Ils restèrent immobiles à la dévisager, et elle s’arrêta abruptement. Elle leur rendit leurs regards. Peu semblaient sincères ; trop se contentaient de la scruter sans la moindre trace de confiance. Jatketza détourna les yeux avec un rictus dès qu’elle se tourna vers lui, et Aixed se rendit compte qu’elle le terrifiait.

Lâche.

Tous des lâches.

« Tu as quelque chose à dire, Jatketza ? »

Il releva timidement la tête, évitant toujours de la croiser du regard, et ce fut Dalzoc qui répondit à sa place.

« La Cité d’Antan est maudite, affirma-t-il. Et nous sommes dedans jusqu’au cou. »

Aixed le dévisagea avec une brève incrédulité, notant au passage que le mouvement vif de sa tête avait fait sursauter la partie du Guerrier qui surveillait un ennemi.

« Je croyais que nous nous étions mis d’accord là-dessus, gronda-t-elle. Qu’est-ce qui vous prend, tous ? Vous vous imaginez qu’un spectre ou un dieu hante ces rues et qu’il a emporté Pradden ? C’est un Démon qui l’a attaquée ; elle s’appelle Onis, votre malédiction !

— Nous n’aurions pas dû venir ici, répéta Kirduin. Nous n’aurions pas dû attaquer le village.
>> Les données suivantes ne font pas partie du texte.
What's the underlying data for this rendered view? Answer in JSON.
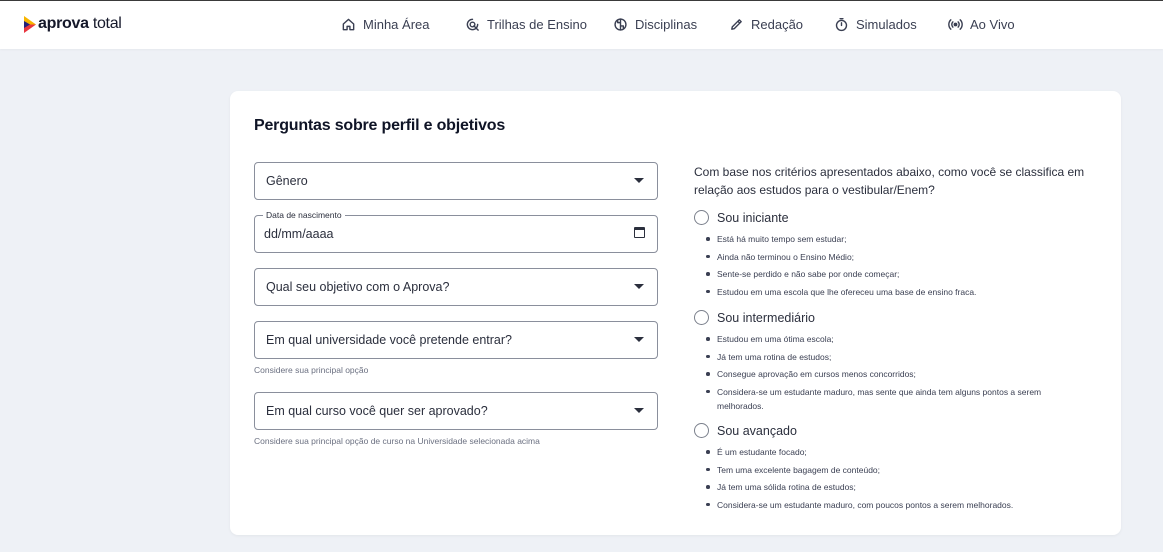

Et nous n’aurions pas dû détruire des reliques qui ont vu naître tous nos ancêtres. »

Il déglutit avec difficulté quand Aixed le foudroya du regard, mais ne détourna pas les yeux.

Ce fut Mubdiba qui commit le premier l’erreur fatale. Il s’avança de deux pas et se retourna vers ses siblings, pour ranger sa voix derrière Aixed :

« Des contes pour enfants, tout ça ! lança-t-il. Ne va pas écorner la mémoire de Pradden pour ces bêtises. Elle a été tuée par quelqu’un, et on peut le trouver. »

Umdimin et Hajras sortirent presque aussitôt du rang, refusant de se soumettre à l’insulte impliquée. Ils vinrent se ranger aux côtés d’Aixed, et lorsque personne d’autre ne bougea, pas même Jatketza, il y avait deux camps.

Quatre contre huit.

Quatre contre huit, et le courroux glacial qui émanait d’Aixed était suffisamment terrible pour que les déserteurs ne sachent pas sur quel pied danser. Si un combat éclatait, ils auraient l’avantage du nombre, et ils devraient neutraliser la Guerrière qui avait fracassé une montagne et gardé ses yeux en guise de trophée. Aucun camp n’était assez certain d’avoir l’avantage pour attaquer.

Elle ne pouvait rien y faire. Elle avait déjà de la chance que ses siblings aient estimé que les chances de victoire étaient incertaines. Elle ne pouvait que leur donner le dernier ordre qu’ils accepteraient. Une capitulation, en réalité.

« Alors foutez le camp, articula-t-elle avec les dents serrées. Dégagez et priez pour que je ne vous revoie jamais. »

Ils s’écartèrent avec un soulagement visible, et Aixed prit sur elle pour leur tourner le dos. Elle avait causé trop de morts pour poursuivre ses siblings, quand bien même elle refusait de leur accorder ce nom sur l’instant. Elle avait beau faire ce qu’il fallait que quelqu’un fasse, elle ne pouvait pas se permettre de tout sacrifier à la trahison d’un seul homme, si amère fut-elle.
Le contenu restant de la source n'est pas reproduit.